Ich schließe mal wieder mit Malraux: Il n'y a pas de héros sans auditoire - d. h.: Keine Helden ohne Publikum. Und diese beiden getöteten "Helden" in Minneapolis hatten genug Publikum. Uns eingeschlossen. Es fragt sich nur, wer uns als Publikum wollte?
Schneemann
Darüber hinaus: So tragisch die Ereignisse in Minneapolis sind - und ich schrieb ja auch, dass ich v. a. den zweiten Zwischenfall als unverständlich ansehe, das betrifft zumindest das Verschießen eines halben Magazins auf eine am Boden liegende Person (nach US-Recht gehend, würde ich zumindest in den Bereich von voluntary manslaughter tendieren; das ist aber rein subjektiv meine Meinung) -, so sehr habe ich mich in den letzten Tagen gefragt, was wir denn sehen?

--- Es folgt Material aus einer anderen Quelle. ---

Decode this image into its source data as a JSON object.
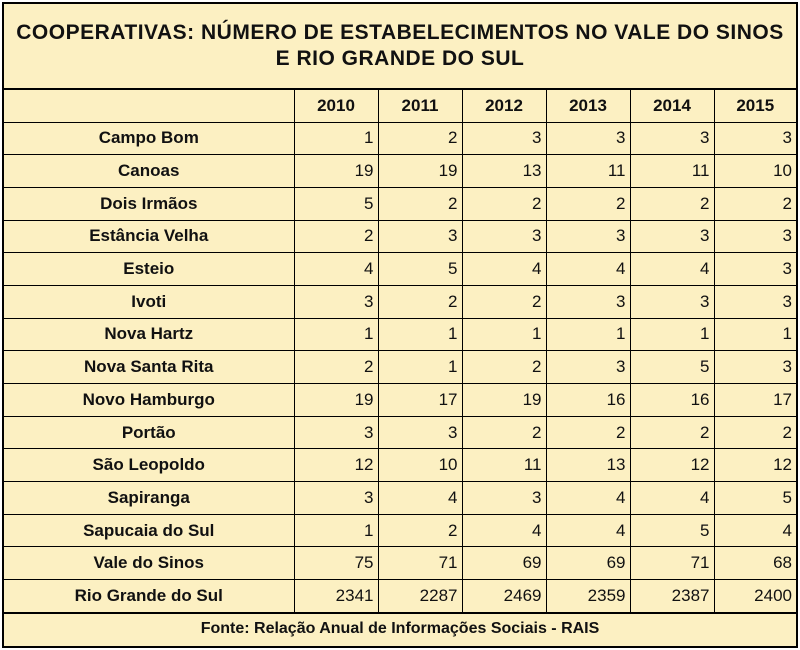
{
  "title": {
    "line1": "COOPERATIVAS:  NÚMERO  DE ESTABELECIMENTOS  NO VALE DO SINOS",
    "line2": "E RIO GRANDE  DO SUL"
  },
  "table": {
    "corner": "",
    "years": [
      "2010",
      "2011",
      "2012",
      "2013",
      "2014",
      "2015"
    ],
    "rows": [
      {
        "name": "Campo Bom",
        "values": [
          "1",
          "2",
          "3",
          "3",
          "3",
          "3"
        ]
      },
      {
        "name": "Canoas",
        "values": [
          "19",
          "19",
          "13",
          "11",
          "11",
          "10"
        ]
      },
      {
        "name": "Dois Irmãos",
        "values": [
          "5",
          "2",
          "2",
          "2",
          "2",
          "2"
        ]
      },
      {
        "name": "Estância Velha",
        "values": [
          "2",
          "3",
          "3",
          "3",
          "3",
          "3"
        ]
      },
      {
        "name": "Esteio",
        "values": [
          "4",
          "5",
          "4",
          "4",
          "4",
          "3"
        ]
      },
      {
        "name": "Ivoti",
        "values": [
          "3",
          "2",
          "2",
          "3",
          "3",
          "3"
        ]
      },
      {
        "name": "Nova Hartz",
        "values": [
          "1",
          "1",
          "1",
          "1",
          "1",
          "1"
        ]
      },
      {
        "name": "Nova Santa Rita",
        "values": [
          "2",
          "1",
          "2",
          "3",
          "5",
          "3"
        ]
      },
      {
        "name": "Novo Hamburgo",
        "values": [
          "19",
          "17",
          "19",
          "16",
          "16",
          "17"
        ]
      },
      {
        "name": "Portão",
        "values": [
          "3",
          "3",
          "2",
          "2",
          "2",
          "2"
        ]
      },
      {
        "name": "São Leopoldo",
        "values": [
          "12",
          "10",
          "11",
          "13",
          "12",
          "12"
        ]
      },
      {
        "name": "Sapiranga",
        "values": [
          "3",
          "4",
          "3",
          "4",
          "4",
          "5"
        ]
      },
      {
        "name": "Sapucaia do Sul",
        "values": [
          "1",
          "2",
          "4",
          "4",
          "5",
          "4"
        ]
      },
      {
        "name": "Vale do Sinos",
        "values": [
          "75",
          "71",
          "69",
          "69",
          "71",
          "68"
        ]
      },
      {
        "name": "Rio Grande do Sul",
        "values": [
          "2341",
          "2287",
          "2469",
          "2359",
          "2387",
          "2400"
        ]
      }
    ]
  },
  "source": "Fonte:  Relação Anual  de Informações Sociais  -  RAIS",
  "colors": {
    "background": "#fcf0c2",
    "border": "#000000",
    "text": "#111111"
  }
}
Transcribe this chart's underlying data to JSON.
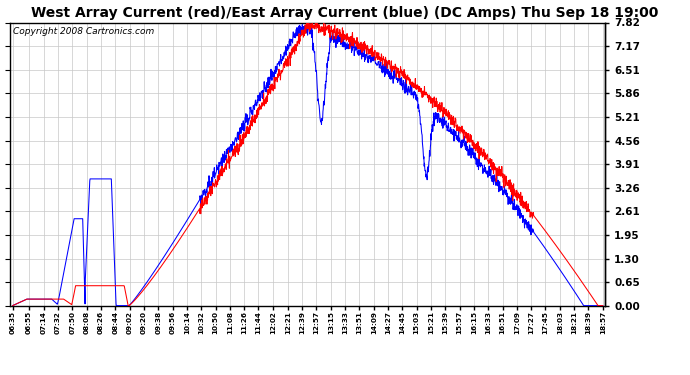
{
  "title": "West Array Current (red)/East Array Current (blue) (DC Amps) Thu Sep 18 19:00",
  "copyright": "Copyright 2008 Cartronics.com",
  "yticks": [
    0.0,
    0.65,
    1.3,
    1.95,
    2.61,
    3.26,
    3.91,
    4.56,
    5.21,
    5.86,
    6.51,
    7.17,
    7.82
  ],
  "ylim": [
    0.0,
    7.82
  ],
  "background_color": "#ffffff",
  "plot_bg_color": "#ffffff",
  "grid_color": "#c8c8c8",
  "title_fontsize": 10,
  "copyright_fontsize": 6.5,
  "red_color": "#ff0000",
  "blue_color": "#0000ff",
  "xtick_labels": [
    "06:35",
    "06:55",
    "07:14",
    "07:32",
    "07:50",
    "08:08",
    "08:26",
    "08:44",
    "09:02",
    "09:20",
    "09:38",
    "09:56",
    "10:14",
    "10:32",
    "10:50",
    "11:08",
    "11:26",
    "11:44",
    "12:02",
    "12:21",
    "12:39",
    "12:57",
    "13:15",
    "13:33",
    "13:51",
    "14:09",
    "14:27",
    "14:45",
    "15:03",
    "15:21",
    "15:39",
    "15:57",
    "16:15",
    "16:33",
    "16:51",
    "17:09",
    "17:27",
    "17:45",
    "18:03",
    "18:21",
    "18:39",
    "18:57"
  ]
}
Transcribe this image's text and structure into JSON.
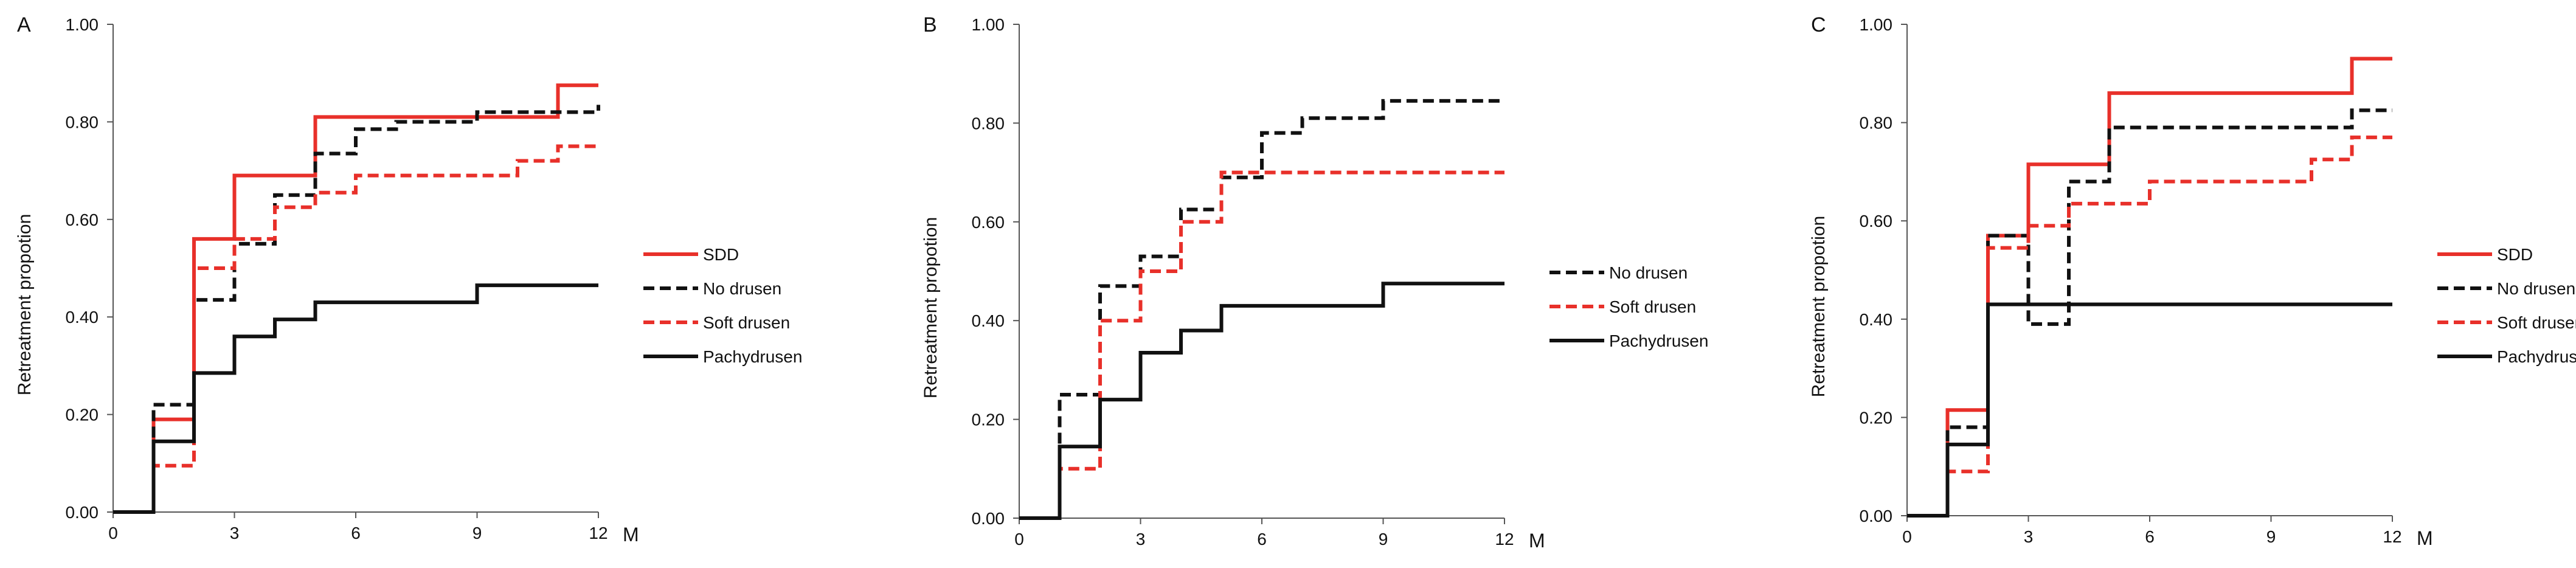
{
  "colors": {
    "red": "#e8302a",
    "black": "#111111",
    "axis": "#555555"
  },
  "chart_data": [
    {
      "panel": "A",
      "type": "line",
      "step": true,
      "xlabel": "M",
      "ylabel": "Retreatment propotion",
      "xlim": [
        0,
        12
      ],
      "ylim": [
        0,
        1.0
      ],
      "xticks": [
        "0",
        "3",
        "6",
        "9",
        "12"
      ],
      "yticks": [
        "0.00",
        "0.20",
        "0.40",
        "0.60",
        "0.80",
        "1.00"
      ],
      "grid": false,
      "legend": "right",
      "series": [
        {
          "name": "SDD",
          "color": "red",
          "dash": false,
          "x": [
            0,
            1,
            2,
            3,
            5,
            11,
            12
          ],
          "y": [
            0,
            0.19,
            0.56,
            0.69,
            0.81,
            0.875,
            0.875
          ]
        },
        {
          "name": "No drusen",
          "color": "black",
          "dash": true,
          "x": [
            0,
            1,
            2,
            3,
            4,
            5,
            6,
            7,
            9,
            12
          ],
          "y": [
            0,
            0.22,
            0.435,
            0.55,
            0.65,
            0.735,
            0.785,
            0.8,
            0.82,
            0.835
          ]
        },
        {
          "name": "Soft drusen",
          "color": "red",
          "dash": true,
          "x": [
            0,
            1,
            2,
            3,
            4,
            5,
            6,
            10,
            11,
            12
          ],
          "y": [
            0,
            0.095,
            0.5,
            0.56,
            0.625,
            0.655,
            0.69,
            0.72,
            0.75,
            0.75
          ]
        },
        {
          "name": "Pachydrusen",
          "color": "black",
          "dash": false,
          "x": [
            0,
            1,
            2,
            3,
            4,
            5,
            9,
            12
          ],
          "y": [
            0,
            0.145,
            0.285,
            0.36,
            0.395,
            0.43,
            0.465,
            0.465
          ]
        }
      ]
    },
    {
      "panel": "B",
      "type": "line",
      "step": true,
      "xlabel": "M",
      "ylabel": "Retreatment propotion",
      "xlim": [
        0,
        12
      ],
      "ylim": [
        0,
        1.0
      ],
      "xticks": [
        "0",
        "3",
        "6",
        "9",
        "12"
      ],
      "yticks": [
        "0.00",
        "0.20",
        "0.40",
        "0.60",
        "0.80",
        "1.00"
      ],
      "grid": false,
      "legend": "right",
      "series": [
        {
          "name": "No drusen",
          "color": "black",
          "dash": true,
          "x": [
            0,
            1,
            2,
            3,
            4,
            5,
            6,
            7,
            9,
            12
          ],
          "y": [
            0,
            0.25,
            0.47,
            0.53,
            0.625,
            0.69,
            0.78,
            0.81,
            0.845,
            0.845
          ]
        },
        {
          "name": "Soft drusen",
          "color": "red",
          "dash": true,
          "x": [
            0,
            1,
            2,
            3,
            4,
            5,
            12
          ],
          "y": [
            0,
            0.1,
            0.4,
            0.5,
            0.6,
            0.7,
            0.7
          ]
        },
        {
          "name": "Pachydrusen",
          "color": "black",
          "dash": false,
          "x": [
            0,
            1,
            2,
            3,
            4,
            5,
            9,
            12
          ],
          "y": [
            0,
            0.145,
            0.24,
            0.335,
            0.38,
            0.43,
            0.475,
            0.475
          ]
        }
      ]
    },
    {
      "panel": "C",
      "type": "line",
      "step": true,
      "xlabel": "M",
      "ylabel": "Retreatment propotion",
      "xlim": [
        0,
        12
      ],
      "ylim": [
        0,
        1.0
      ],
      "xticks": [
        "0",
        "3",
        "6",
        "9",
        "12"
      ],
      "yticks": [
        "0.00",
        "0.20",
        "0.40",
        "0.60",
        "0.80",
        "1.00"
      ],
      "grid": false,
      "legend": "right",
      "series": [
        {
          "name": "SDD",
          "color": "red",
          "dash": false,
          "x": [
            0,
            1,
            2,
            3,
            5,
            11,
            12
          ],
          "y": [
            0,
            0.215,
            0.57,
            0.715,
            0.86,
            0.93,
            0.93
          ]
        },
        {
          "name": "No drusen",
          "color": "black",
          "dash": true,
          "x": [
            0,
            1,
            2,
            3,
            4,
            5,
            11,
            12
          ],
          "y": [
            0,
            0.18,
            0.57,
            0.39,
            0.68,
            0.79,
            0.825,
            0.825
          ]
        },
        {
          "name": "Soft drusen",
          "color": "red",
          "dash": true,
          "x": [
            0,
            1,
            2,
            3,
            4,
            6,
            10,
            11,
            12
          ],
          "y": [
            0,
            0.09,
            0.545,
            0.59,
            0.635,
            0.68,
            0.725,
            0.77,
            0.77
          ]
        },
        {
          "name": "Pachydrusen",
          "color": "black",
          "dash": false,
          "x": [
            0,
            1,
            2,
            12
          ],
          "y": [
            0,
            0.145,
            0.43,
            0.43
          ]
        }
      ]
    }
  ]
}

Und darauf möchte ich auch hinaus:
1. Soweit ich es überschaue, ist ICE ja im ganzen Land unterwegs. Und die Behörde operiert in allen Bundesstaaten, republikanischen wie demokratischen. Dennoch sehen wir solcherlei Krawallszenen nur aus bestimmten Orten. Beinahe hat man das Gefühl, es gibt nur eine kleine Anzahl an ausgewählten Brennpunkten, wo es eben zur Eskalation kommt und was dann einem vorgesetzt wird. Wieso ist das so? Wer will, dass wir das sehen? Und wieso eskaliert es an einem Ort (durchaus demokratisch geprägt), während an anderen Orten (durchaus auch demokratisch geprägt, v. a. städtische Bereiche) ICE ganz normal arbeitet ohne irgendwelche Zwischenfälle?

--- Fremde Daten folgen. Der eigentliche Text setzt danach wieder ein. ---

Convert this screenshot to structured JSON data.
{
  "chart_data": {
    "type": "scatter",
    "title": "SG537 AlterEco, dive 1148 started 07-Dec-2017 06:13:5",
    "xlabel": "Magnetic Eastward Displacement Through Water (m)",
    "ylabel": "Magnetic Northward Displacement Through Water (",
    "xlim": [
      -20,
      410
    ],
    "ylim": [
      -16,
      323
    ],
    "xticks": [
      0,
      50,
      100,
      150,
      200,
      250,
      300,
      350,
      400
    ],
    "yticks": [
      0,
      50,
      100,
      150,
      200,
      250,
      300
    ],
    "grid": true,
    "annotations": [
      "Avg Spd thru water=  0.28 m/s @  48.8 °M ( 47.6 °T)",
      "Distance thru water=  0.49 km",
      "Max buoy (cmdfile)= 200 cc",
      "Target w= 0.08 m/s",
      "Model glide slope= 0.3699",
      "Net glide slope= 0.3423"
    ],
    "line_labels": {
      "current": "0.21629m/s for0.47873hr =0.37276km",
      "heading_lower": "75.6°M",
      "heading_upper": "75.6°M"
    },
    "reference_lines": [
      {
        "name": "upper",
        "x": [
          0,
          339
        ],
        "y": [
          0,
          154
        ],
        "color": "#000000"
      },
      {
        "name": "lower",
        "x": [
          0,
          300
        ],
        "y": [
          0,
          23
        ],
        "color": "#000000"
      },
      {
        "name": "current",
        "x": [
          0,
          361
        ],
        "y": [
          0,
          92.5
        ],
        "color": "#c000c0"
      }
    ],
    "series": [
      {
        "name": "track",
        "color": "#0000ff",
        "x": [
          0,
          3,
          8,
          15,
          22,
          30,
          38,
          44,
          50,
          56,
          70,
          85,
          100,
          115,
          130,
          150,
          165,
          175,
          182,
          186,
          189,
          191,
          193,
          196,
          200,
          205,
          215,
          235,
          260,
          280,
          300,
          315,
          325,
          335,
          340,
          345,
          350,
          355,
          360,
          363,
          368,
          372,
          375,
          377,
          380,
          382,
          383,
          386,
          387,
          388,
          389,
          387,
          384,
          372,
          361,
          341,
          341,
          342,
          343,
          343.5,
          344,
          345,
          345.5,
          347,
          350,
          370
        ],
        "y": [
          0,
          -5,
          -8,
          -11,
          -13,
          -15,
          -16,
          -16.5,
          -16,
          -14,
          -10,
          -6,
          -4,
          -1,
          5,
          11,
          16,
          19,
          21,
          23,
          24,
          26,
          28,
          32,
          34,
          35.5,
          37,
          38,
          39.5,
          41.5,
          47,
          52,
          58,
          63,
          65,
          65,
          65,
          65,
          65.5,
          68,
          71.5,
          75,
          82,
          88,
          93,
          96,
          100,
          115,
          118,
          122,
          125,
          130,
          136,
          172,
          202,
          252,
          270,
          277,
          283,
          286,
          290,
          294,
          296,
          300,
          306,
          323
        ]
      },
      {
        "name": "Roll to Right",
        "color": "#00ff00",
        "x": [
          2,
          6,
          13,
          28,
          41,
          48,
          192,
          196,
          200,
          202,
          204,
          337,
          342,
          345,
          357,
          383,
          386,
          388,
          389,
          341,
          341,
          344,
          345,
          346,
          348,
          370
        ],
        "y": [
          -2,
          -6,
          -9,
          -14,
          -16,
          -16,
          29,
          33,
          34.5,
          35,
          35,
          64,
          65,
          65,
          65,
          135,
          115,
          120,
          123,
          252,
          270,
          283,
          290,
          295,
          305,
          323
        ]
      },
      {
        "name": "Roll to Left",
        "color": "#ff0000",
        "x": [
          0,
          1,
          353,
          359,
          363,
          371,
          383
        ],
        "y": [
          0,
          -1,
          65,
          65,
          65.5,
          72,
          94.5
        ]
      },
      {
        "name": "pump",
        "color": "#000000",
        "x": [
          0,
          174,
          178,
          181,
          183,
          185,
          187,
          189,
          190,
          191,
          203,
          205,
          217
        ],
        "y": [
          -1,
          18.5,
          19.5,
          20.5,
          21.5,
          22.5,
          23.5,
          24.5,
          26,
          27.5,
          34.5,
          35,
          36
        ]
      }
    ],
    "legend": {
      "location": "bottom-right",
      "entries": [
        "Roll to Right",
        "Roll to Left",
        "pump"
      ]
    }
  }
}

2. Wer hat einen Nutzen von den Ereignissen in Minneapolis? Oder besser gefragt: Hat die Administration Trump einen Nutzen davon bzgl. ihres rigiden Abschiebekurses, wenn zwei Menschen von ICE getötet werden? Nein. Hat sie nicht. Im Gegenteil: Auch wenn sie sich um die Ursache herumwindet und über die Getöteten auch teils falsche Behauptungen verbreitet, so nützen die beiden Toten von Minneapolis nicht der Trump-Regierung, sondern hauptsächlich der Opposition. Denn, was auch verständlich und nachvollziehbar ist, die Toten sorgen für Empörung und sie schmälern damit das Ansehen von ICE und Co.; und das (wenn auch zaghafte) Zurückrudern von Trump, Noem und anderen im Falle Minnesotas deutet darauf hin, dass man die Reaktionen an den Wahlurnen durchaus fürchtet.

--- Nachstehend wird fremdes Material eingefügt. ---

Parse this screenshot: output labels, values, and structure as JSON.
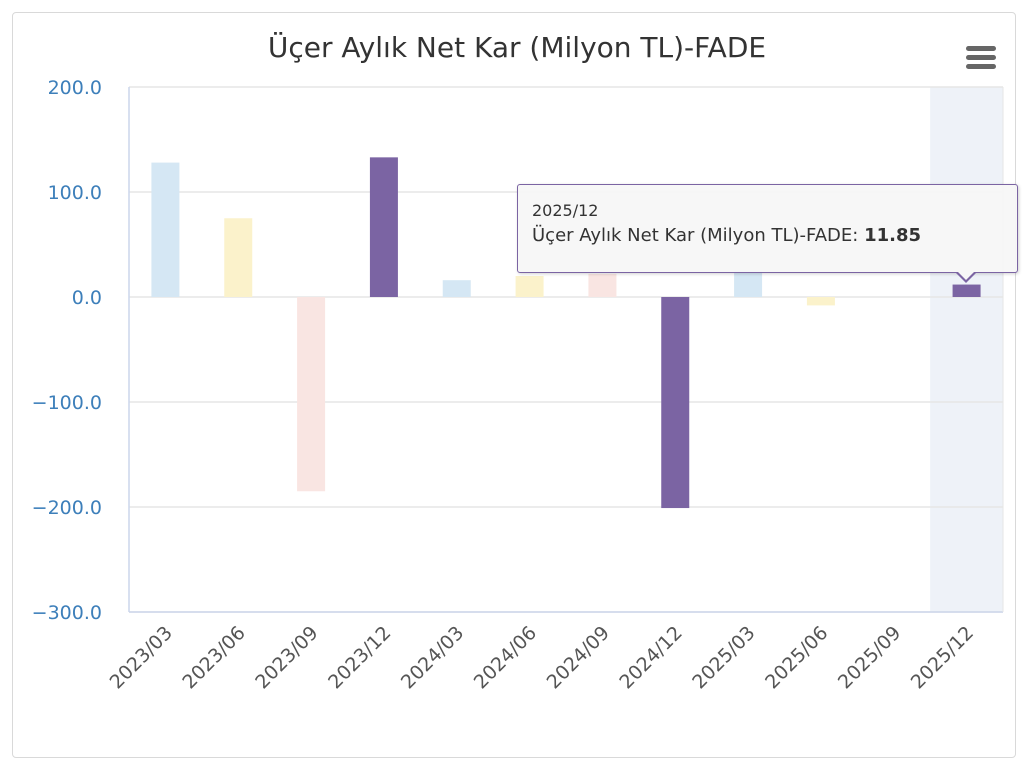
{
  "chart_data": {
    "type": "bar",
    "title": "Üçer Aylık Net Kar (Milyon TL)-FADE",
    "categories": [
      "2023/03",
      "2023/06",
      "2023/09",
      "2023/12",
      "2024/03",
      "2024/06",
      "2024/09",
      "2024/12",
      "2025/03",
      "2025/06",
      "2025/09",
      "2025/12"
    ],
    "values": [
      128,
      75,
      -185,
      133,
      16,
      20,
      22,
      -201,
      25,
      -8,
      0,
      11.85
    ],
    "bar_colors": [
      "#d5e7f4",
      "#fbf2cb",
      "#f9e5e2",
      "#7b64a3",
      "#d5e7f4",
      "#fbf2cb",
      "#f9e5e2",
      "#7b64a3",
      "#d5e7f4",
      "#fbf2cb",
      "#f9e5e2",
      "#7b64a3"
    ],
    "ylim": [
      -300,
      200
    ],
    "yticks": [
      200,
      100,
      0,
      -100,
      -200,
      -300
    ],
    "ytick_labels": [
      "200.0",
      "100.0",
      "0.0",
      "-100.0",
      "-200.0",
      "-300.0"
    ],
    "xlabel": "",
    "ylabel": "",
    "grid": true,
    "highlighted_category": "2025/12"
  },
  "tooltip": {
    "date": "2025/12",
    "series_label": "Üçer Aylık Net Kar (Milyon TL)-FADE",
    "separator": ":",
    "value": "11.85"
  },
  "colors": {
    "axis_label": "#3d7fba",
    "grid": "#e6e6e6",
    "highlight_band": "#eef2f8",
    "title": "#333333"
  },
  "menu": {
    "icon": "hamburger-menu-icon"
  }
}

Insofern: Es zeichnet sich schon jetzt ab, dass die Regierung Trump den medialen "Propaganda-Kampf" um Minnesota verloren hat. Und vielleicht war das auch intendiert. Denn wer ist nun schuld an den beiden Toten? Eine Regierung, die einen harten Abschiebekurs fährt und die sich teils auch in Übertreibungen oder Falschbehauptungen verstrickt und die teils auch unzulänglich ausgebildete Hilfskräfte für die Abschiebungen rekrutiert? Oder eine Opposition, die alles versucht, der Regierung zu schaden, auch indem sie durch eine Verweigerungshaltung diese in der Zahl unzureichenden und teils unzulänglich vorbereiteten ICE-Kräfte überfordert und in Zwangslagen bringt und die dann, als quasi letzten Zug im perfiden Spiel, unter der Hand und mit Zwinkern als "Chips" zwei Menschenleben zum Croupier hinüberschiebt?
Ich schließe mal wieder mit Malraux: Il n'y a pas de héros sans auditoire - d. h.: Keine Helden ohne Publikum. Und diese beiden getöteten "Helden" in Minneapolis hatten genug Publikum. Uns eingeschlossen. Es fragt sich nur, wer uns als Publikum wollte?